Policymakers should also consider whether disputants and their communities would entirely replace prosecution for selected crimes. Today, disputants engaging in or subject to criminalized behavior are frequently left with only limited options: refusing to report the crime,136 reporting and submitting their dispute to displacement by prosecution,137 or experiencing forced cooption of their dispute through a report from another community member or an arrest by a police officer. Potential disputants and communities dissatisfied with these limited options may lobby their representatives to implement programs to supplant prosecution for all qualifying disputes involving the criminal behavior. While nonprosecution or decriminalization are already available to many communities, implementation of formal resolution processes may be a more palatable middle ground.138
Conclusion
Many agree that criminal actors need to be held accountable for their violations. But in the traditional criminal legal process, “holding each other accountable” does not resemble any “holding of each other.” Instead, we discard the original dispute, and along with it, the opportunity to hold and heal each other. We discard the interests of the disputants, and we overwhelm them with an artificial dispute that is designed for neither healing nor resolution. In the end, we discard a criminal. This artificial dispute has long-lasting consequences for those directly or indirectly involved. And those consequences amount to a multiplication of harm when communities would prefer that harm be diminished.139
When policymakers view criminal law through the lens of the original dispute, they can address the most present harms. And they can recognize prior harms that cause criminal behavior to arise.

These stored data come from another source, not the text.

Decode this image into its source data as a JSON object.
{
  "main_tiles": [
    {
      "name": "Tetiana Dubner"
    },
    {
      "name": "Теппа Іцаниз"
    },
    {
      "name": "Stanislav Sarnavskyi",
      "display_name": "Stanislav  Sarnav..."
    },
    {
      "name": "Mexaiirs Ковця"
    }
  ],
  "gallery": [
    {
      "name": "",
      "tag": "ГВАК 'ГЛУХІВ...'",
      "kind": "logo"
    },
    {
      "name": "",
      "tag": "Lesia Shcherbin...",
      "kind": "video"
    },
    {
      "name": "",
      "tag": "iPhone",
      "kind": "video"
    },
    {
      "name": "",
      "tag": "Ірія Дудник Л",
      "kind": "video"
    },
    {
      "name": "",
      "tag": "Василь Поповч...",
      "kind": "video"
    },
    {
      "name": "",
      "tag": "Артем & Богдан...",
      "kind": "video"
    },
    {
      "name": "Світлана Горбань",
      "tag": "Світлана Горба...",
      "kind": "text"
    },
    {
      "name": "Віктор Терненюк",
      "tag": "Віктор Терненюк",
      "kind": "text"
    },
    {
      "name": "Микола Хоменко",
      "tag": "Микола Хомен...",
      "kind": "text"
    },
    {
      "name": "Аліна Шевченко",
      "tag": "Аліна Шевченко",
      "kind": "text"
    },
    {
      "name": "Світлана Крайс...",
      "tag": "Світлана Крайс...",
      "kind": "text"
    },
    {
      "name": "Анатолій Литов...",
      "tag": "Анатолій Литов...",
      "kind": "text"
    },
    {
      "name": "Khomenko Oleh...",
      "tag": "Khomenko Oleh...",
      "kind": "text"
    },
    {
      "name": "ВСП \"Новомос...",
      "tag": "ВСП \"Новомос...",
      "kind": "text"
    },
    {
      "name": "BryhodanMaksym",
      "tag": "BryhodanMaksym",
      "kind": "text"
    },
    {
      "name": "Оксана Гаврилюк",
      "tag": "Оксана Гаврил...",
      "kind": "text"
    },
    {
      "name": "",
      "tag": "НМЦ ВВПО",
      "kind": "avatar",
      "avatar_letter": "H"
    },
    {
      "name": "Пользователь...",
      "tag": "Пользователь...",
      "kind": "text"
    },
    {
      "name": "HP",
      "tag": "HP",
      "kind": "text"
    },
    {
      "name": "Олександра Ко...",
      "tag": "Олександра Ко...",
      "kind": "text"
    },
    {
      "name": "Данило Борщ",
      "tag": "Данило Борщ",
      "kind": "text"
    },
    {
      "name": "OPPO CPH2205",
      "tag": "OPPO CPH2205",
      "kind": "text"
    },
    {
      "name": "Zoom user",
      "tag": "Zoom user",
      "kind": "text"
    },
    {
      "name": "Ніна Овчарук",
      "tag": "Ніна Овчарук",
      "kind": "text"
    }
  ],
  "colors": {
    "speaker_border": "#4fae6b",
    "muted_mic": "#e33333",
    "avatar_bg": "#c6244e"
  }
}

A participating community can discover factors such as economic inequity, social accessibility, racial oppression, and other destabilizing circumstances.140 And it can immediately respond to those circumstances on behalf of the disputants and include those circumstances in any assessment of further response. Attending to the original dispute creates opportunities that are closed by the dispute’s displacement by prosecution. Behind that open door, primary dispute resolution empowers and restores victims and offenders, communities control resolution processes and learn from them, and traditional criminal legal processes begin to lose their necessity.